Le ministre de l'Énergie Claude Turmes qui a fait le point sur la situation énergétique lors de la réunion jeudi, a déclaré qu'il voulait chauffer les bâtiments publics à maximum 20 degrés en hiver. Il a expliqué sur Radio 100,7 qu'il s'agissait d'une des possibilités pour économiser du gaz. Les États membres de l'UE se sont engagés à consommer 15% de gaz en moins d'ici mars. Les communes aussi ont reçu dans une circulaire certaines consignes pour réaliser des économies. Elles doivent entre autres réduire le plus possible les éclairages.
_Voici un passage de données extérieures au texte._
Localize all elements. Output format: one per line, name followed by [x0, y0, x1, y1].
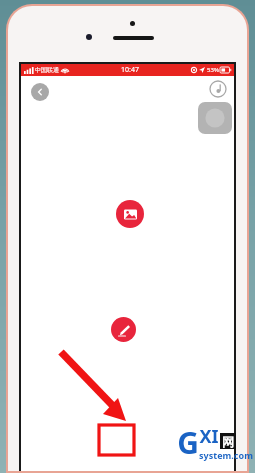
button[interactable]: Music	[209, 80, 227, 98]
button[interactable]: Preview thumbnail	[198, 102, 232, 134]
button[interactable]: Add image	[116, 200, 144, 228]
staticText: 网	[222, 434, 234, 449]
staticText: 中国联通	[35, 66, 59, 74]
staticText: XI	[199, 424, 219, 449]
staticText: G	[177, 422, 199, 463]
staticText: 53%	[207, 66, 219, 74]
button[interactable]: Edit	[111, 317, 136, 342]
staticText: system.com	[199, 449, 253, 461]
button[interactable]: Back	[31, 83, 49, 101]
staticText: 10:47	[121, 65, 139, 75]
Avoir sous contrôle les systèmes de chauffage et baisser les éclairages, sont effectivement les possibilités les plus simples pour économiser de l'énergie en tant que commune. C'est ce qu'a confié Emile Eicher vendredi matin en tant qu'invité de la rédaction. Il y a néanmoins des exceptions concernant la baisse des températures dans les bâtiments à 20 degrés, comme par exemple dans les maisons de retraite ou les crèches où on a affaire à des personnes qui ont besoin de températures différentes.

Le président du Syvicol compte aussi sur les communes pour qu'elles échangent leurs expériences entre elles pour savoir où elles peuvent effectuer les meilleurs économies. Jusqu'à présent, à part Grevenmacher qui va fermer sa piscine, elles ne sont pas nombreuses à avoir prévu un plan concret pour réaliser ces objectifs. Les communes assisteront à un webinaire dans deux semaines où une campagne d'économie d'énergie sera présentée. Emile Eicher a souligné à plusieurs reprises qu'il faudra certainement moins éclairer l'espace public. Selon lui, il y a là un potentiel énorme d'économies. Pour lui, les communes et l'État doivent cependant travailler ensemble et ce, notamment au sujet de l'éclairage public. La commune de Clervaux dont le bourgmestre est d'ailleurs Emile Eicher, va radicalement réduire ses illuminations de Noël cette année.
Ce qui est cependant déjà clair, c'est que ces hausses des prix de l'énergie en hiver représenteront aussi un montant important pour les communes.
Il est très compliqué de déterminer l'exact potentiel d'économies des communes, parce qu'il n'y a pas d'inventaire complet. Elles savent ce qui est consommé par bâtiment mais pas à quel effet l'électricité ou le gaz sont utilisés précisément. Il manque donc une surveillance concrète. Il est cependant déjà clair que les hausses des prix de l'énergie en hiver vont avoir un impact sévère sur les budgets des communes.